Flussdiagramm, das zeigt, wie ERP-Systeme wie SAP, Odoo, Dynamics 365 und Epicor mit dem MES von Azumuta verbunden werden, das Echtzeitdaten und Feedback mit dem Fertigungsbereich koordiniert.
Veröffentlicht am:
12. Mai 2025
Aktualisiert am:
12. Mai 2025

Die Industrie 4.0 verändert die Art und Weise, wie die Fertigung funktioniert, indem sie digitale Technologien in das Herz der Produktion bringt. Intelligente Sensoren, künstliche Intelligenz, maschinelles Lernen und cloudbasierte Systeme arbeiten zusammen, um Fabriken flexibler, effizienter und reaktionsschneller zu machen.

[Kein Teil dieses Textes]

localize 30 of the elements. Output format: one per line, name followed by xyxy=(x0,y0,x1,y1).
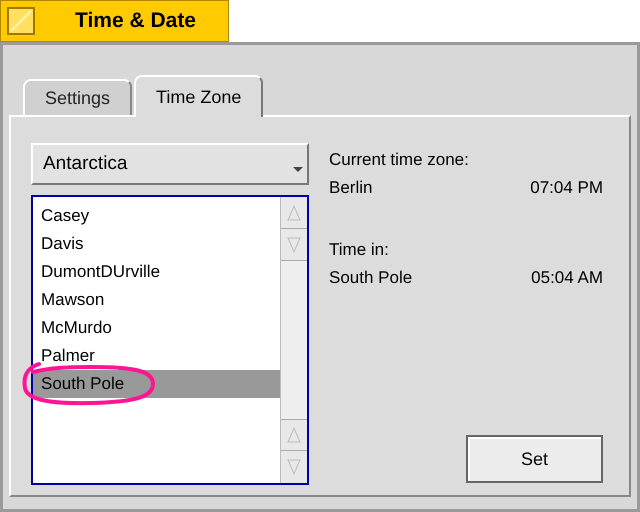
selected-time: 05:04 AM xyxy=(531,267,603,289)
region-dropdown[interactable]: Antarctica xyxy=(31,143,309,185)
scroll-up-button[interactable] xyxy=(281,419,307,451)
close-icon[interactable] xyxy=(7,7,35,35)
set-button[interactable]: Set xyxy=(466,435,603,483)
city-item[interactable]: Casey xyxy=(33,202,280,230)
current-time: 07:04 PM xyxy=(530,177,603,199)
up-arrow-icon xyxy=(287,204,301,220)
scroll-up-button[interactable] xyxy=(281,197,307,229)
down-arrow-icon xyxy=(287,459,301,475)
up-arrow-icon xyxy=(287,427,301,443)
scroll-down-button[interactable] xyxy=(281,229,307,261)
current-city: Berlin xyxy=(329,177,372,199)
city-item[interactable]: DumontDUrville xyxy=(33,258,280,286)
tab[interactable]: Settings xyxy=(23,79,132,115)
dropdown-value: Antarctica xyxy=(43,152,128,176)
city-item[interactable]: South Pole xyxy=(33,370,280,398)
current-zone-label: Current time zone: xyxy=(329,149,470,171)
window-title: Time & Date xyxy=(75,8,196,34)
scrollbar[interactable] xyxy=(280,197,307,483)
city-item[interactable]: McMurdo xyxy=(33,314,280,342)
scroll-down-button[interactable] xyxy=(281,451,307,483)
time-in-label: Time in: xyxy=(329,239,390,261)
dropdown-caret-icon xyxy=(293,167,303,173)
selected-city: South Pole xyxy=(329,267,412,289)
city-item[interactable]: Palmer xyxy=(33,342,280,370)
city-item[interactable]: Davis xyxy=(33,230,280,258)
city-item[interactable]: Mawson xyxy=(33,286,280,314)
down-arrow-icon xyxy=(287,236,301,252)
tab[interactable]: Time Zone xyxy=(134,75,264,117)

Der Kern des Smart-Factory-Ansatzes: eine vernetzte Umgebung, in der Maschinen, Systeme und Menschen in Echtzeit miteinander kommunizieren. Ziel ist es, schnellere Entscheidungen, vorausschauende Erkenntnisse und flexiblere Abläufe zu ermöglichen, damit Hersteller schnell auf Veränderungen reagieren, Abfall reduzieren, die Qualität verbessern und die Kosten im Griff behalten können.

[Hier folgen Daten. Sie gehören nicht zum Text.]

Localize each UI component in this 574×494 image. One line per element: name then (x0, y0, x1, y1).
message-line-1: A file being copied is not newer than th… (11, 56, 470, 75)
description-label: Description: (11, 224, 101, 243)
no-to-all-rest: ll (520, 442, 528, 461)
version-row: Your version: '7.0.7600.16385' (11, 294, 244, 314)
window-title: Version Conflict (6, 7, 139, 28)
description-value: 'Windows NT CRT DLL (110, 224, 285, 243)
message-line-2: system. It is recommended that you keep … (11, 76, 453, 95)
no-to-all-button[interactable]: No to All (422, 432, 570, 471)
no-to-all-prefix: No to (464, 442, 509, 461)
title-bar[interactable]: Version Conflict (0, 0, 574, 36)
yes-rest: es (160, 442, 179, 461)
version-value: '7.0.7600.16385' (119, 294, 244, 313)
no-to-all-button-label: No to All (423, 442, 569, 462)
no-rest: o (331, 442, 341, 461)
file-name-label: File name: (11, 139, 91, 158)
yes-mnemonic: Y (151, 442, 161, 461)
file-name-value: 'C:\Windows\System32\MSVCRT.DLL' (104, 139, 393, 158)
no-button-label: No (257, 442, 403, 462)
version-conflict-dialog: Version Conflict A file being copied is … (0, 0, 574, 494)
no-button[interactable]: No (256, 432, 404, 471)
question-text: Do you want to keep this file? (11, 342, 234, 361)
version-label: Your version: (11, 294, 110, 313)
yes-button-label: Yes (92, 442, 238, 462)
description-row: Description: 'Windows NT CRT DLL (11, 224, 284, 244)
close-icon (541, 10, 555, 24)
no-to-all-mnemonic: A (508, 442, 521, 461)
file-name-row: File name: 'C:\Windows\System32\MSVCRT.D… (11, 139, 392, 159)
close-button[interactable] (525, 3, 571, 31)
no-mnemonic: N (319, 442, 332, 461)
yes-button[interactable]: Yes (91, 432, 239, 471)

Ein wichtiger Bestandteil dieser Umstellung ist die Konnektivität. Alle Maschinen, Bediener und Aktivitäten in der Fertigung erzeugen einen ständigen Strom von Daten über Leistung und Bedingungen. Aber Daten zu haben, reicht nicht aus: Man braucht eine Möglichkeit, sie in sinnvolle Aktionen umzuwandeln. An dieser Stelle kommt ein Manufacturing Execution System (MES) ins Spiel.

Sie verbindet die Punkte zwischen der Fabrikhalle und dem größeren Unternehmensbild und verwandelt Rohdaten in Echtzeit.

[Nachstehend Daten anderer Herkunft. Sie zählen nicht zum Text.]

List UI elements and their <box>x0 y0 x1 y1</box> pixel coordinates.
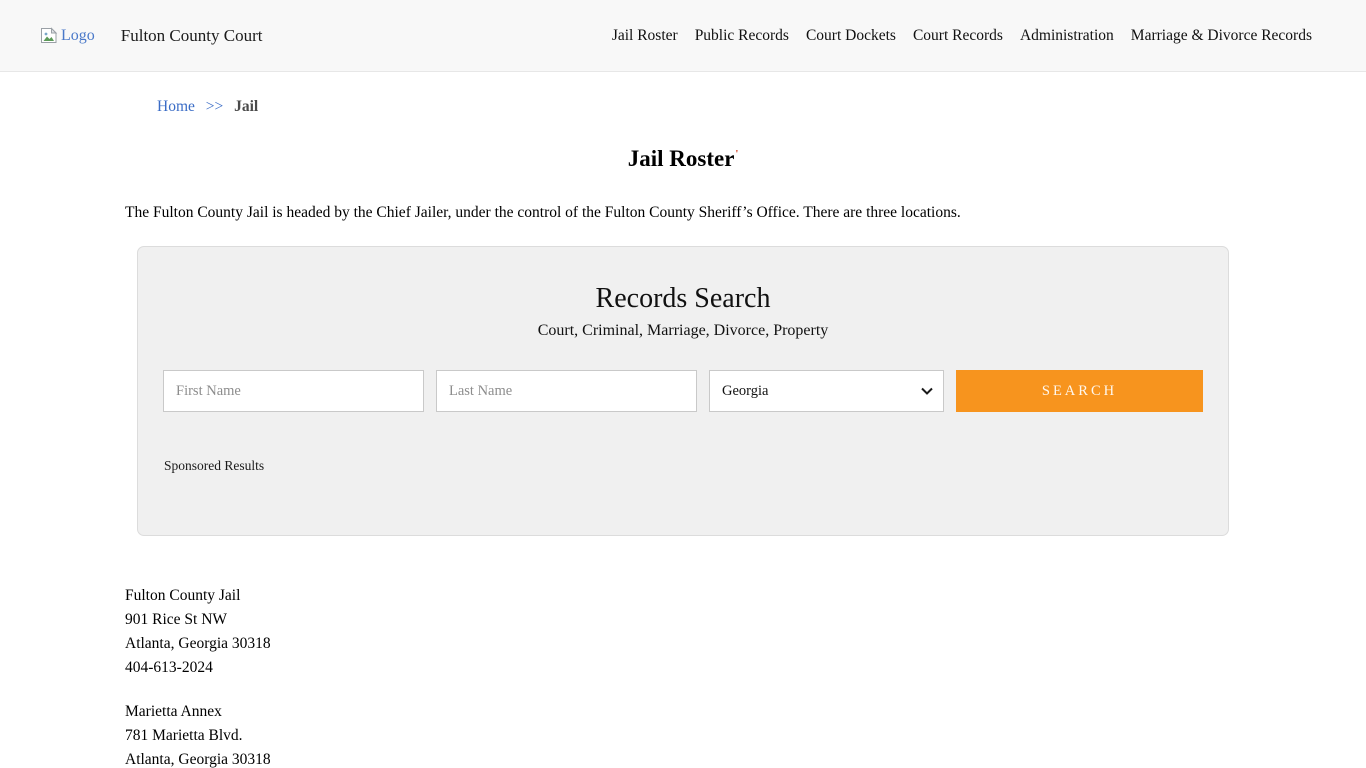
location-address-line: 901 Rice St NW <box>125 608 1366 632</box>
nav-item-court-dockets[interactable]: Court Dockets <box>806 27 896 45</box>
broken-image-icon <box>40 27 61 44</box>
records-search-subtitle: Court, Criminal, Marriage, Divorce, Prop… <box>138 322 1228 340</box>
breadcrumb-separator: >> <box>206 98 223 115</box>
logo[interactable]: Logo <box>40 27 95 45</box>
location-address-line: Atlanta, Georgia 30318 <box>125 632 1366 656</box>
location-address-line: Atlanta, Georgia 30318 <box>125 748 1366 768</box>
page-title-mark: ' <box>735 149 738 160</box>
search-button[interactable]: SEARCH <box>956 370 1203 412</box>
location-block: Marietta Annex 781 Marietta Blvd. Atlant… <box>125 700 1366 768</box>
locations-section: Fulton County Jail 901 Rice St NW Atlant… <box>125 584 1366 768</box>
records-search-title: Records Search <box>138 283 1228 315</box>
state-select-wrap: Georgia <box>709 370 944 412</box>
nav-item-public-records[interactable]: Public Records <box>695 27 789 45</box>
breadcrumb: Home >> Jail <box>157 98 1366 116</box>
header: Logo Fulton County Court Jail Roster Pub… <box>0 0 1366 72</box>
location-block: Fulton County Jail 901 Rice St NW Atlant… <box>125 584 1366 680</box>
brand-title: Fulton County Court <box>121 26 263 46</box>
main-nav: Jail Roster Public Records Court Dockets… <box>595 27 1312 45</box>
location-name: Marietta Annex <box>125 700 1366 724</box>
records-search-form: Georgia SEARCH <box>163 370 1203 412</box>
location-name: Fulton County Jail <box>125 584 1366 608</box>
location-phone: 404-613-2024 <box>125 656 1366 680</box>
page-title-text: Jail Roster <box>628 146 735 171</box>
intro-text: The Fulton County Jail is headed by the … <box>125 204 1366 222</box>
breadcrumb-home-link[interactable]: Home <box>157 98 195 115</box>
location-address-line: 781 Marietta Blvd. <box>125 724 1366 748</box>
logo-alt-text: Logo <box>61 27 95 45</box>
breadcrumb-current: Jail <box>234 98 258 115</box>
nav-item-jail-roster[interactable]: Jail Roster <box>612 27 678 45</box>
sponsored-results-label: Sponsored Results <box>164 458 1228 474</box>
last-name-input[interactable] <box>436 370 697 412</box>
nav-item-marriage-divorce[interactable]: Marriage & Divorce Records <box>1131 27 1312 45</box>
records-search-panel: Records Search Court, Criminal, Marriage… <box>137 246 1229 536</box>
first-name-input[interactable] <box>163 370 424 412</box>
brand-group: Logo Fulton County Court <box>40 26 262 46</box>
nav-item-administration[interactable]: Administration <box>1020 27 1114 45</box>
nav-item-court-records[interactable]: Court Records <box>913 27 1003 45</box>
page-title: Jail Roster' <box>0 146 1366 172</box>
state-select[interactable]: Georgia <box>709 370 944 412</box>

Die Rolle von MES bei der Digitalisierung der Fertigung

MES sammelt Daten von Maschinen, Bedienern und Sensoren, um zu verfolgen, was passiert, während es passiert. Es kann Zeitpläne verwalten, die Einhaltung von Prozessen durchsetzen, die Qualität überwachen und die Material- und Produktionseffizienz im Auge behalten. Kurz gesagt, es verwandelt Daten aus der Fabrik in zeitnahe, umsetzbare Erkenntnisse.

Die Akzeptanz nimmt zu, aber es gibt noch viel Raum für Wachstum. Eine weltweite Studie von 2023 ergab, dass 45 % der Hersteller MES verwenden, was deutlich hinter der 82 %igen Akzeptanzrate für ERP-Systeme liegt. Eine weitere 2023-Studie in Kanada ergab, dass 35 % der Hersteller bereits MES einsetzen, 12 % planen die Einführung eines MES innerhalb eines Jahres. Das bedeutet, dass eine große Anzahl von Fabriken immer noch auf manuelle Prozesse oder veraltete Tools angewiesen ist.

Dennoch kommt Bewegung in die Sache. Laut einer Studie von 2024 setzen 95 % der Hersteller intelligente Fertigungstechnologien, einschließlich MES, ein oder evaluieren sie, während es im Jahr zuvor noch 84 % waren. Größere Unternehmen sind führend, während kleinere und mittlere Firmen oft mit größeren Hindernissen konfrontiert sind, vom Budget bis zum technischen Know-how.

Daraus lässt sich schließen, dass alle Hersteller jetzt MES oder ähnliche Lösungen als Teil ihrer digitalen Strategie in Betracht ziehen. Größere Unternehmen sind in der Regel führend bei der Einführung von MES (die meisten großen Hersteller verfügen über MES oder gleichwertige Manufacturing Operations Management-Systeme), während kleine und mittlere Unternehmen hinterherhinken.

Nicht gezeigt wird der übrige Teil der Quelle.